Dismantling 6 myths about turbochargers

If you are a fan of turbos, do not miss this article where we dismantle 6 myths about turbos.

Myth 1: With neutral, consumption is reduced. It fits, above all, when we drive downhill. Legend has it that if we run in neutral, the car’s revolutions drop. And therefore, consumption as well.

Dismantling the myth: The reality is different. When we disengage the gear, the car wastes the so-called kinetic energy. And when this happens, the delivery of fuel to the injectors is activated so that the engine does not stop and thus keep it in continuous movement. In addition, we have to point out that when faced with an obstacle, vehicles react better when we are driving with a gear engaged.

Myth 2:Refueling private label fuel is harmful.

Dismantling the myth: Although we distinguish between quality fuel and generic fuel, all suppliers must meet certain guarantees, thanks to which it can be marketed. It is true that when a brand is of quality, its price is higher because it contains more cleaning additives for the engine. But generics pose no threat to him.
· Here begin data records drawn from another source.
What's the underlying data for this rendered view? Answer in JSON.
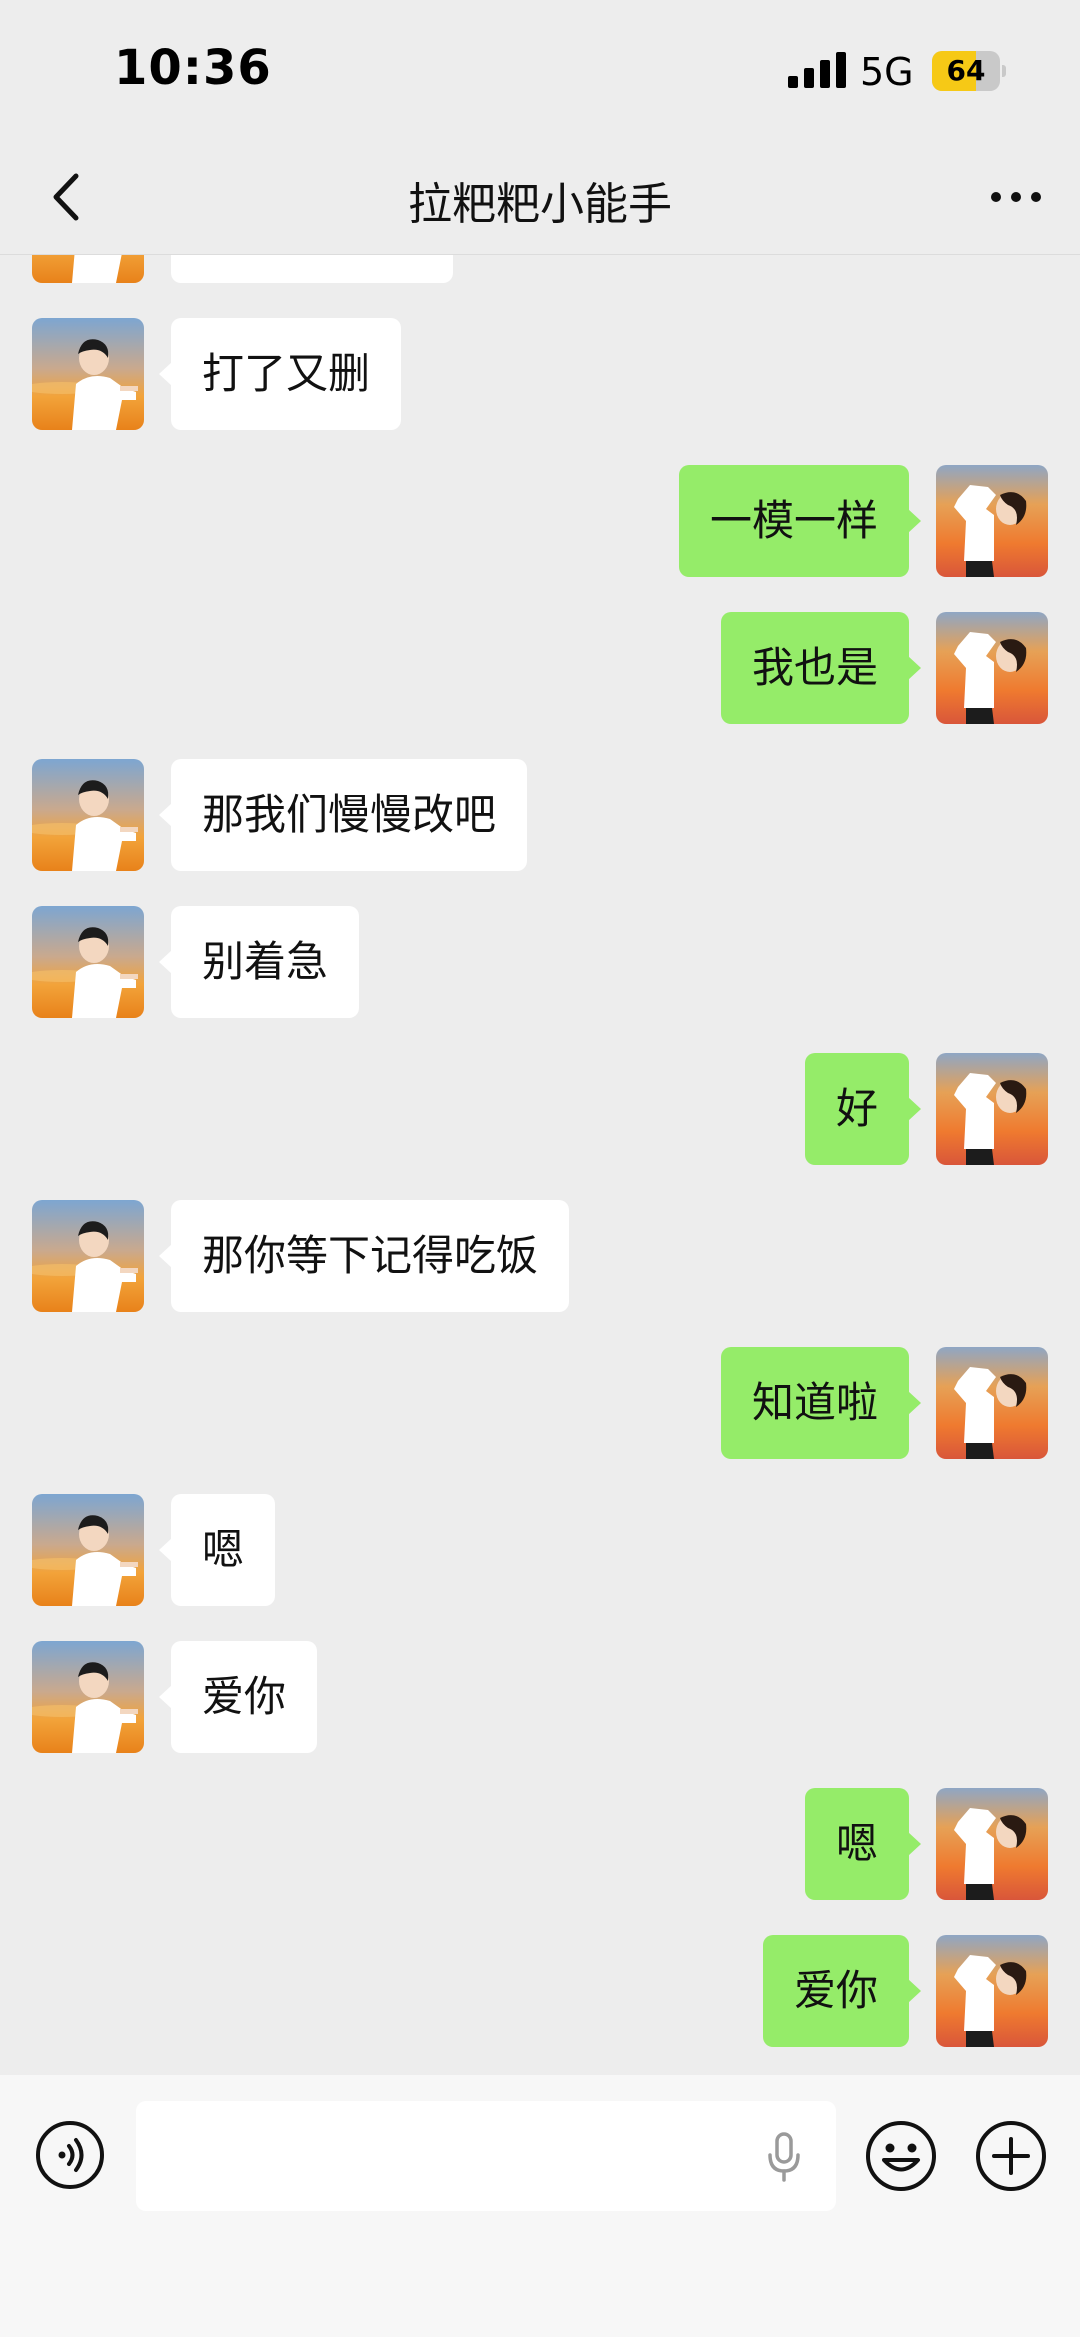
{
  "status_bar": {
    "time": "10:36",
    "network": "5G",
    "battery_level": "64",
    "battery_fraction": 0.64,
    "signal_icon": "signal-bars-icon",
    "battery_color": "#f6c916"
  },
  "nav": {
    "title": "拉粑粑小能手",
    "back_icon": "chevron-left-icon",
    "more_icon": "more-dots-icon"
  },
  "colors": {
    "background": "#ededed",
    "incoming_bubble": "#ffffff",
    "outgoing_bubble": "#95ec69"
  },
  "messages": [
    {
      "side": "in",
      "text": "打了又删"
    },
    {
      "side": "out",
      "text": "一模一样"
    },
    {
      "side": "out",
      "text": "我也是"
    },
    {
      "side": "in",
      "text": "那我们慢慢改吧"
    },
    {
      "side": "in",
      "text": "别着急"
    },
    {
      "side": "out",
      "text": "好"
    },
    {
      "side": "in",
      "text": "那你等下记得吃饭"
    },
    {
      "side": "out",
      "text": "知道啦"
    },
    {
      "side": "in",
      "text": "嗯"
    },
    {
      "side": "in",
      "text": "爱你"
    },
    {
      "side": "out",
      "text": "嗯"
    },
    {
      "side": "out",
      "text": "爱你"
    }
  ],
  "input_bar": {
    "value": "",
    "voice_icon": "voice-input-icon",
    "mic_icon": "microphone-icon",
    "emoji_icon": "emoji-icon",
    "plus_icon": "plus-icon"
  }
}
Myth 3: It saves money if we fill the deposit first thing in the morning. This embraces the idea that gasoline, being liquid, expands when subjected to high temperatures. Therefore, in that case, refueling at an early hour means being at lower degrees than during the day. And hypothetically, more fuel could enter the tank.

Dismantling the myth:car tanks are usually placed strategically so that they do not experience temperature changes.
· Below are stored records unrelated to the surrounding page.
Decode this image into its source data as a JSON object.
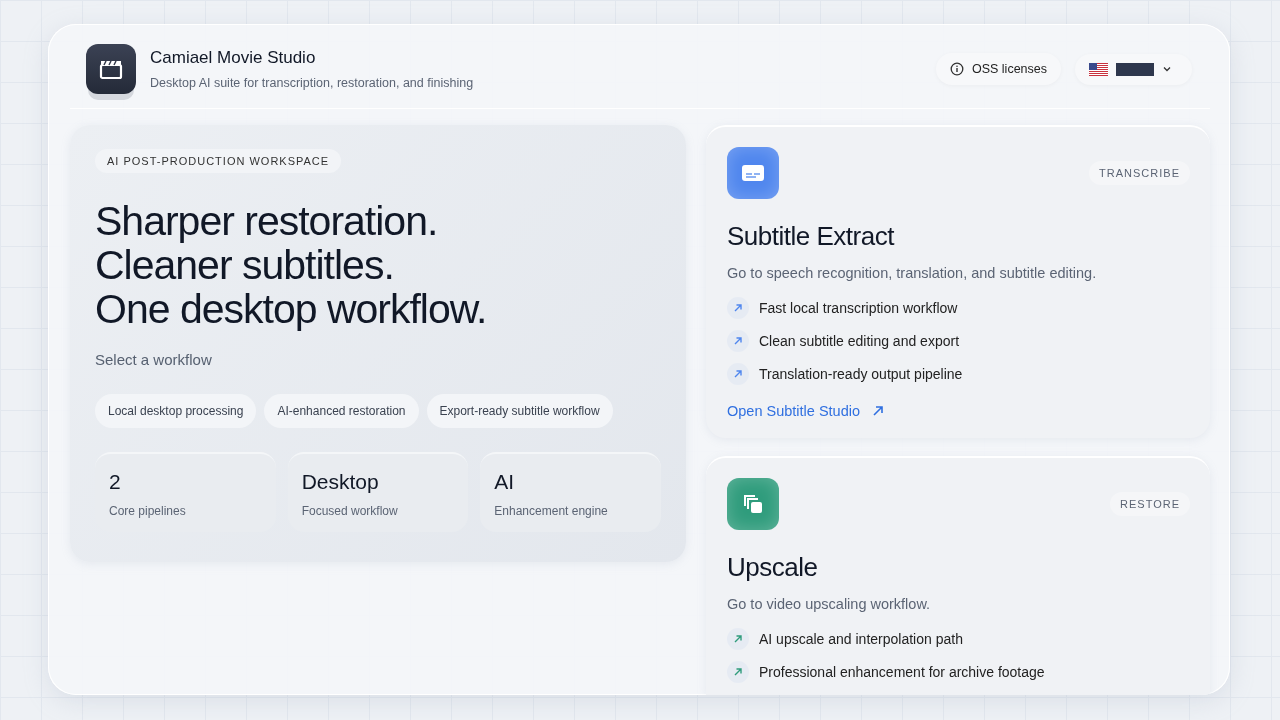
{
  "app": {
    "title": "Camiael Movie Studio",
    "subtitle": "Desktop AI suite for transcription, restoration, and finishing"
  },
  "header_actions": {
    "licenses": "OSS licenses"
  },
  "hero": {
    "eyebrow": "AI POST-PRODUCTION WORKSPACE",
    "headline": [
      "Sharper restoration.",
      "Cleaner subtitles.",
      "One desktop workflow."
    ],
    "prompt": "Select a workflow",
    "chips": [
      "Local desktop processing",
      "AI-enhanced restoration",
      "Export-ready subtitle workflow"
    ],
    "stats": [
      {
        "value": "2",
        "label": "Core pipelines"
      },
      {
        "value": "Desktop",
        "label": "Focused workflow"
      },
      {
        "value": "AI",
        "label": "Enhancement engine"
      }
    ]
  },
  "workflows": [
    {
      "kind": "subtitle",
      "color": "#4f86ee",
      "tag": "TRANSCRIBE",
      "title": "Subtitle Extract",
      "description": "Go to speech recognition, translation, and subtitle editing.",
      "features": [
        "Fast local transcription workflow",
        "Clean subtitle editing and export",
        "Translation-ready output pipeline"
      ],
      "link": "Open Subtitle Studio"
    },
    {
      "kind": "upscale",
      "color": "#2f9c7c",
      "tag": "RESTORE",
      "title": "Upscale",
      "description": "Go to video upscaling workflow.",
      "features": [
        "AI upscale and interpolation path",
        "Professional enhancement for archive footage"
      ]
    }
  ]
}
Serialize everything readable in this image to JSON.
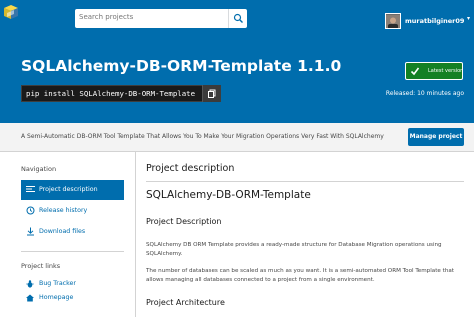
{
  "header": {
    "search_placeholder": "Search projects",
    "username": "muratbilginer09"
  },
  "project": {
    "title": "SQLAlchemy-DB-ORM-Template 1.1.0",
    "pip_command": "pip install SQLAlchemy-DB-ORM-Template",
    "latest_label": "Latest version",
    "released": "Released: 10 minutes ago",
    "summary": "A Semi-Automatic DB-ORM Tool Template That Allows You To Make Your Migration Operations Very Fast With SQLAlchemy",
    "manage_label": "Manage project"
  },
  "sidebar": {
    "nav_heading": "Navigation",
    "nav_items": [
      {
        "label": "Project description",
        "active": true
      },
      {
        "label": "Release history",
        "active": false
      },
      {
        "label": "Download files",
        "active": false
      }
    ],
    "links_heading": "Project links",
    "links": [
      {
        "label": "Bug Tracker"
      },
      {
        "label": "Homepage"
      }
    ]
  },
  "main": {
    "section_heading": "Project description",
    "readme_title": "SQLAlchemy-DB-ORM-Template",
    "subheading_1": "Project Description",
    "paragraph_1": "SQLAlchemy DB ORM Template provides a ready-made structure for Database Migration operations using SQLAlchemy.",
    "paragraph_2": "The number of databases can be scaled as much as you want. It is a semi-automated ORM Tool Template that allows managing all databases connected to a project from a single environment.",
    "subheading_2": "Project Architecture"
  },
  "colors": {
    "brand_blue": "#006dad",
    "success_green": "#148024",
    "pip_box": "#1a1a1a"
  }
}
Myth 4:We consume less if we roll down the windows and turn off the air.

Dismantling the myth: Lowering the windows will increase the resistance to the air and therefore, the car will need more fuel to be able to continue driving.

Myth 5:Load your tires with more air.

Dismantling the myth: It is a practice that represents a great danger for the car because if the wheels are more inflated, the contact surface with the road is reduced and therefore, the grip of them is lost.

Myth 6: The turbo of the Renault 5 jumped when reducing in curve and exceeding 3,500 rpm. Therefore, the car was propelled forward, made a straight and caused an accident.

Debunking the myth:Turbos don’t jump when downshifting.

Turbocharged engines are nothing new, they have been with us for decades in both diesel and gasoline. The rough operation of a turbo is simple. A turbine called a turbo receives the exhaust gases from the engine. When the engine generates enough exhaust gases (caused directly by the volume of gasoline burned) the turbo turns, compresses the intake air and forces it into the engine. For this reason, turbos are sometimes called forced intake systems.

If the turbo forces more air into the engine than would naturally enter (the case of naturally aspirated engines) the engine generates more power and burns fuel more quickly. Only when we accelerate is gasoline injected into the engine. When we take our foot off the accelerator, the engine continues to rotate by pure inertia, but the turbocharger does not generate any power. Even if the speed goes up to 5,000 rpm in a reduction, as long as we do not step on the accelerator we are safe.

Carburetion engines like those of the Renault 5 Copa Turbo always have the intake throttle slightly open. Technically, they are always putting gasoline inside the engine, to keep it idling. But for the purposes of which we are talking, they do not cause the turbo to “jump”; its effect is negligible.